No matter how you may excel in the art of Karate, and in your scholastic endeavors, nothing is more important than your behavior and your humanity as observed in daily life.
The ultimate aim of Karate lies not in victory or defeat, but in the perfection of the character of its participants.
Once a kata has been learned, it must be practised repeatedly until it can be applied in an emergency, for knowledge of just the sequence of a kata in karate is useless.
Only through training will a person learn his own weaknesses... He who is aware of his weaknesses will remain master of himself in any situation.
True karate is this: that in daily life one's mind and body be trained and developed in a spirit of humility, and that in critical times, one be devoted utterly to the cause of justice.
There is no place in contemporary Karate-do for different schools. Some instructors, I know, claim to have invented new and unusual kata, and so they arrogate to themselves the right to be called founders of "schools". Indeed, I have heard myself and my colleagues referred to as the Shoto-kan school, but I strongly object to this attempt at classification.
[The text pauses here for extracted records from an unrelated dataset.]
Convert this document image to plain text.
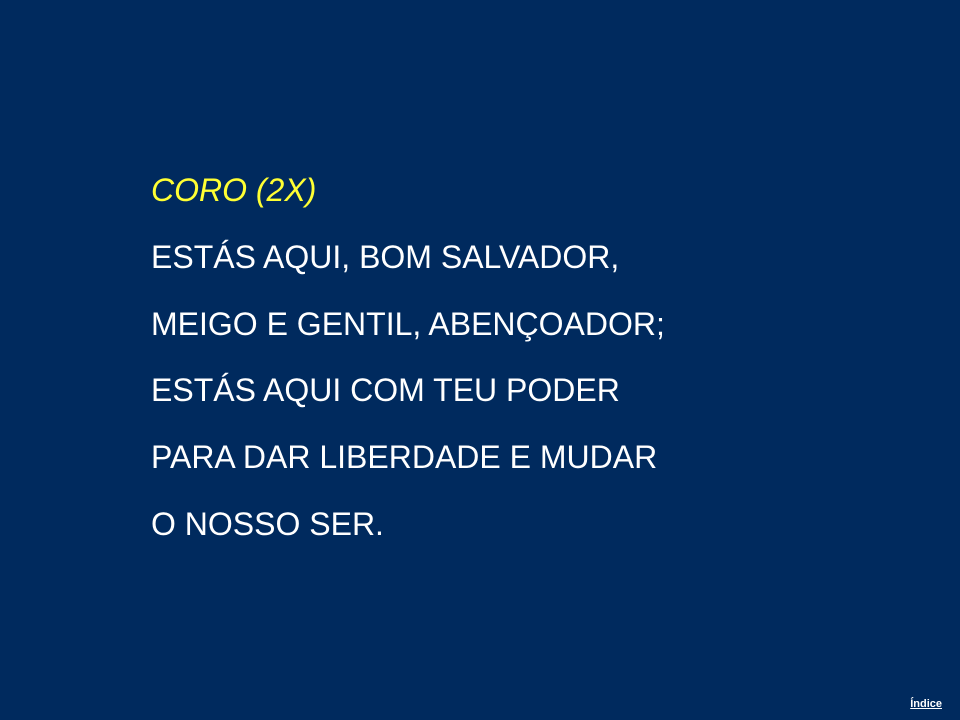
CORO (2X)
ESTÁS AQUI, BOM SALVADOR,
MEIGO E GENTIL, ABENÇOADOR;
ESTÁS AQUI COM TEU PODER
PARA DAR LIBERDADE E MUDAR
O NOSSO SER.
Índice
My belief is that all these "schools" should be amalgamated into one so that Karate-do may pursue and orderly and useful progress into man's future.
Spirit first, technique second.
The secret principle of martial arts is not vanquishing the attacker, but resolving to avoid an encounter before its occurrence. To become an object of an attack is an indication that there was an opening in one's guard, and the important thing is to be on guard at all times.
To practice kata is not to memorize an order. Find the katas that work for you, understand them, digest them & stick with them for life.
Seek perfection of character. Be faithful. Endeavor. Respect others. Refrain from violent behaviour.
There is no first strike in Karate.
Karate is a defensive art from beginning to end.
You may train for a long time, but if you merely move your hands and feet and jump up and down like a puppet, learning karate is not very different from learning a dance. You will never have reached the heart of the matter; you will have failed to grasp the quintessence of karate-do.
Since karate is a martial art, you must practice with the utmost seriousness from the very beginning.
In the past, it was expected that about three years were required to learn a single kata, and usually even an expert of considerable skill would only know three, or at most five, kata.
It is important that karate can be practiced by the young and old, men and women alike.
When two tigers fight, one is certain to be maimed, and one to die.
One of the most striking features of karate is that it may be engaged in by anybody, young or old, strong or weak, male or female.
Put Karate into your everyday living, that is how you will see true beauty.
Hoping to see karate included in the universal physical education taught in our public schools, I set about revising the kata so as to make them as simple as possible. Times change, the world changes, and obviously the martial arts must change too. The karate that high school students practice today is not the same karate that was practiced even as recently as ten years ago [this book was written in 1956], and it is a long way indeed from the karate I learned when I was a child in Okinawa.